Question: Are new assets introduced in the paper well documented and is the documentation provided alongside the assets? Answer: [Yes] Justification: We provide all our code for metrics mentioned in our paper to open review and write a detailed Readme file for the usage of our code. Guidelines: The answer NA means that the paper does not release new assets. Researchers should communicate the details of the dataset/code/model as part of their submissions via structured templates. This includes details about training, license, limitations, etc. The paper should discuss whether and how consent was obtained from people whose asset is used. At submission time, remember to anonymize your assets (if applicable). You can either create an anonymized URL or include an anonymized zip file. 14. Crowdsourcing and Research with Human Subjects

Question: For crowdsourcing experiments and research with human subjects, does the paper include the full text of instructions given to participants and screenshots, if applicable, as well as details about compensation (if any)? Answer: [NA] Justification: Guidelines: The answer NA means that the paper does not involve crowdsourcing nor research with human subjects. Including this information in the supplemental material is fine, but if the main contribution of the paper involves human subjects, then as much detail as possible should be included in the main paper.

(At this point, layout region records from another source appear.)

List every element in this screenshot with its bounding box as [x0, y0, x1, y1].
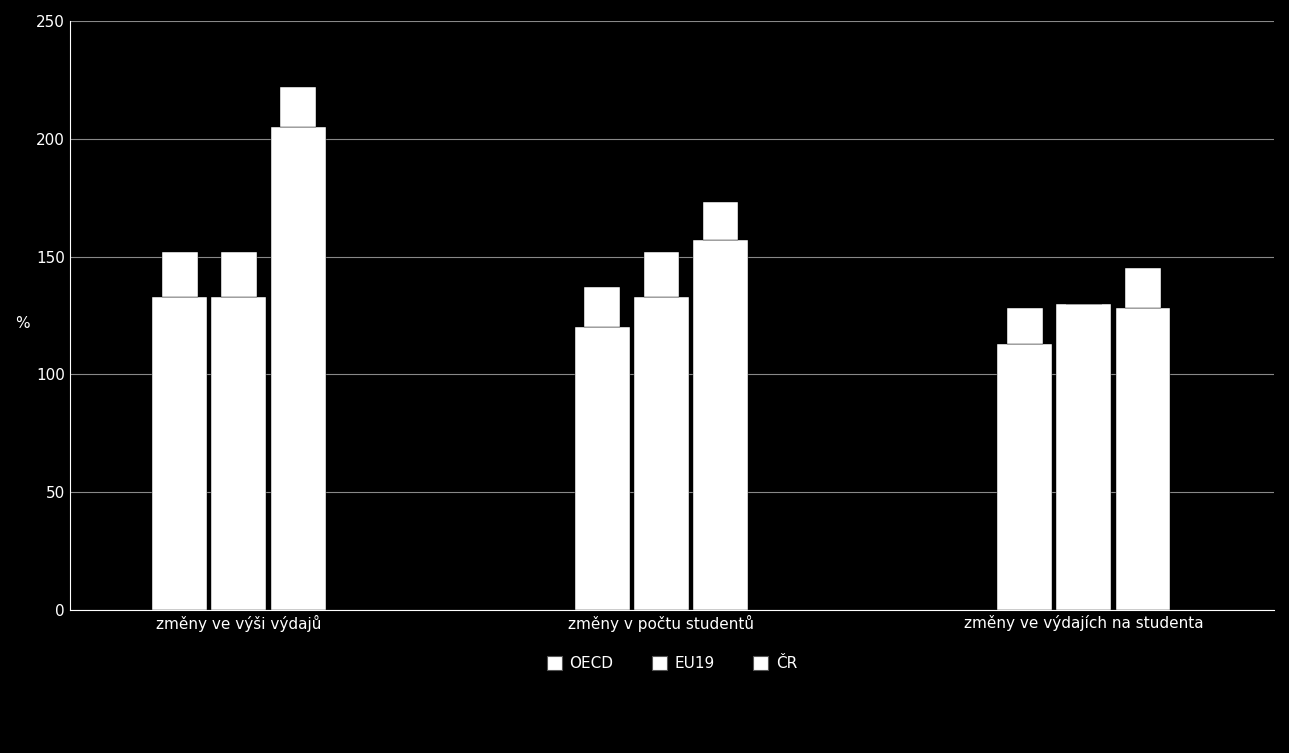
Bar — [693, 240, 748, 610]
Bar — [998, 344, 1052, 610]
Bar — [703, 203, 739, 240]
Bar — [584, 287, 620, 328]
Bar — [575, 328, 630, 610]
Bar — [271, 127, 326, 610]
Bar — [1007, 309, 1043, 344]
Bar — [152, 297, 208, 610]
Bar — [643, 252, 679, 297]
Bar — [162, 252, 197, 297]
Bar — [222, 252, 257, 297]
Y-axis label: %: % — [15, 316, 30, 331]
Bar — [634, 297, 688, 610]
Bar — [211, 297, 267, 610]
Bar — [1115, 309, 1170, 610]
Bar — [1125, 268, 1161, 309]
Bar — [1057, 303, 1111, 610]
Legend: OECD, EU19, ČR: OECD, EU19, ČR — [539, 648, 804, 679]
Bar — [280, 87, 316, 127]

According to the Neur IPS Code of Ethics, workers involved in data collection, curation, or other labor should be paid at least the minimum wage in the country of the data collector.

15. Institutional Review Board (IRB) Approvals or Equivalent for Research with Human Subjects

Question: Does the paper describe potential risks incurred by study participants, whether such risks were disclosed to the subjects, and whether Institutional Review Board (IRB) approvals (or an equivalent approval/review based on the requirements of your country or institution) were obtained?

Answer: [NA]

Guidelines:

The answer NA means that the paper does not involve crowdsourcing nor research with human subjects. Depending on the country in which research is conducted, IRB approval (or equivalent) may be required for any human subjects research. If you obtained IRB approval, you should clearly state this in the paper. We recognize that the procedures for this may vary significantly between institutions and locations, and we expect authors to adhere to the Neur IPS Code of Ethics and the guidelines for their institution. For initial submissions, do not include any information that would break anonymity (if applicable), such as the institution conducting the review.